Part I. The Berlin Bunker
We pass the building couple of times on our regular way to the hotel at the Linienstrasse, Mitte-Berlin. Suddenly we notice it: a crude concrete block structure with very tiny windows, graffitti and no sign indicating the content or the history of the place. This is how I imagine Chinese or North-Korean torture prisons. Could be an anti-nuclear bunker, I speculate and we take a round only to appear in front of a green-grey metal door again. Somebody comes out and before I have time to realize, Abram pulls a heavy handle and we find ourselves inside, among sleek, neat concrete walls leading to a rather spacious entrance hall. A tall black-haired girl appears and asks a not so unusual question to Berlin visitors:
„Do you have a reservation?“
Of course not, until a couple of minutes ago we thought this might be a closed-down issue waiting for development, as so many structures in this city are. Well, the reservations are to be done two month ahead if one wants to see the former anti air raid bunker built in 1942. Since the war it served to many purposes – from storage of citrus fruit imported from Cuba to the former DDR capital, through wild techno parties in the 90s to the contemporary art exhibitions nowadays.

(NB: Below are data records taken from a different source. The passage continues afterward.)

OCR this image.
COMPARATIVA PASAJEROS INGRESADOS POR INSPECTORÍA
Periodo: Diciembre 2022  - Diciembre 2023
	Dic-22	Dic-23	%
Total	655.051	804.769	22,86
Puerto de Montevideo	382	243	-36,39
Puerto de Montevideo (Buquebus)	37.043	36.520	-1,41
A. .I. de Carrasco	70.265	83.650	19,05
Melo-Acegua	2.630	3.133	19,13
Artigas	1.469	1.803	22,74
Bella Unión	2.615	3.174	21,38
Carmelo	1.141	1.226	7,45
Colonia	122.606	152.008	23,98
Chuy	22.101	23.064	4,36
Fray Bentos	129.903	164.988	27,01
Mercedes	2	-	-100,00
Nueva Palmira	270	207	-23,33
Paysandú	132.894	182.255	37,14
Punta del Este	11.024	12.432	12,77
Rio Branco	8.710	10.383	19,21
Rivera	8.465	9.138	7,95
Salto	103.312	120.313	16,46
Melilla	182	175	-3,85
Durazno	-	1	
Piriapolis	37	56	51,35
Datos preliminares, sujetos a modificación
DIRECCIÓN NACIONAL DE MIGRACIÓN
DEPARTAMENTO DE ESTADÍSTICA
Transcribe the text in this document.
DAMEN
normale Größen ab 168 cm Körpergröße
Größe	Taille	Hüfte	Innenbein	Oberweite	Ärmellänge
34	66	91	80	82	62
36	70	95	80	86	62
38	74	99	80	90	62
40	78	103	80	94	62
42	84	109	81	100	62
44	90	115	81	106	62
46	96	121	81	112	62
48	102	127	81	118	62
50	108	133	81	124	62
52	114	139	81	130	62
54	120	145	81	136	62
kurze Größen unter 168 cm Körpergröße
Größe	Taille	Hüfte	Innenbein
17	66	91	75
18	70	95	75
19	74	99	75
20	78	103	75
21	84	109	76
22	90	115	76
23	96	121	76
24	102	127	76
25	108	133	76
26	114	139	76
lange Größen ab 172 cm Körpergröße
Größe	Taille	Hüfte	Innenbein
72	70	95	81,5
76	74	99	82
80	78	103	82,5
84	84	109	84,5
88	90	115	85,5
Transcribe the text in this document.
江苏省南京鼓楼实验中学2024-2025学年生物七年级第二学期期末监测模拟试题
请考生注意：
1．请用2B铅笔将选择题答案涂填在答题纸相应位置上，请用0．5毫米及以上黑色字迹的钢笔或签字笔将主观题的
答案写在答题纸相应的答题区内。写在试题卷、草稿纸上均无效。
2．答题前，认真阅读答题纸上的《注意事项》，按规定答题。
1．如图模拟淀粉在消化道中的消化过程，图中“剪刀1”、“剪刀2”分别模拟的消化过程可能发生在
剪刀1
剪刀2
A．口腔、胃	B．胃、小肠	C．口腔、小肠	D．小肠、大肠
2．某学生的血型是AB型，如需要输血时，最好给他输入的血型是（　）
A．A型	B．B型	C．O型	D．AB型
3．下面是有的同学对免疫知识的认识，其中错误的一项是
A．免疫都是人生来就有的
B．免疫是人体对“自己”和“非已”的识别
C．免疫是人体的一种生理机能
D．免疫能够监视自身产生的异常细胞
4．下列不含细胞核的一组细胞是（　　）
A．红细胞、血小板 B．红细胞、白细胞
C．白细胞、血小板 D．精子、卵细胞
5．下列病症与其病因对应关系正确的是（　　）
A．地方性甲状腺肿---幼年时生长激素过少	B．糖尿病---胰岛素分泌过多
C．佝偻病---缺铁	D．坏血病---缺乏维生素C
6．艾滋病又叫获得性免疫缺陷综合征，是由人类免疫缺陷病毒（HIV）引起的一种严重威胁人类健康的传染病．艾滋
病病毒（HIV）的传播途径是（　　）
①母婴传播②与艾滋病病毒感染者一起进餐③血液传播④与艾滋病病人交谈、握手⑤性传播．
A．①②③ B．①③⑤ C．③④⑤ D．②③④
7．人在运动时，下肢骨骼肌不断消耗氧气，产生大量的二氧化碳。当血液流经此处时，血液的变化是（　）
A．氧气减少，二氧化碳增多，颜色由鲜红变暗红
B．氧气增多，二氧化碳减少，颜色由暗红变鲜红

With an elegant silver-grey visitors´card in hand we are out again onto the pavement harassed by the summer sun and we continue our road.
Berlin is very walk-able, especially in good company.
Bunker Berlin and I do not know why I so childishly love the alliteration figure:
Part II. How Long is Now?
Is written on the side wall of one of many dilapidated Berlin buildings waiting for a reconstruction. The pavements in the Mitte are very broad, leaving space both for restaurant and café tables and pedestrians walking. Many bars are exotic, as fashion goes, a favourite drink here is the orangey stuff served in bulky glasses called an aperol spritz, fashionable as everywhere, it seems.
Clouds build a strong league in the sky above Berlin and a thunder announces a storm. Wearing no hats and having no umbrella with us, we search for a refuge on the way to the friends´. Outside a big grayish house that looks like a squatter place are a few wooden chairs and tables; empty, as the hour is early in the evening. A few stairs lead to a basement bar; its smell reminds me of Bratislava cellar pubs in the 90s, the smell mixed of humid brick, faint aroma of beer and cigarettes. Candles are burning on all surfaces; the music backdrop is less known 50s pop. A guy with a mane of black-silver hair serves us beers, he carefully washes a glass for me, even though the practice is to grab the bottle by the neck. It is our first night in Berlin. And since tonight we would come every night while in town. The music would vary; a stretch of The Doors songs played on somehow mono-retro-sounding system pulls me into a different era of my life. I can talk, write, and be silent. All depends, and it feels like freedom. The storm of the first night is quickly over, leaving the bitumen glistening in the dusk, the leaves of the town´s abundant greenery fresh and new. Discovering repeatedly… How long is now?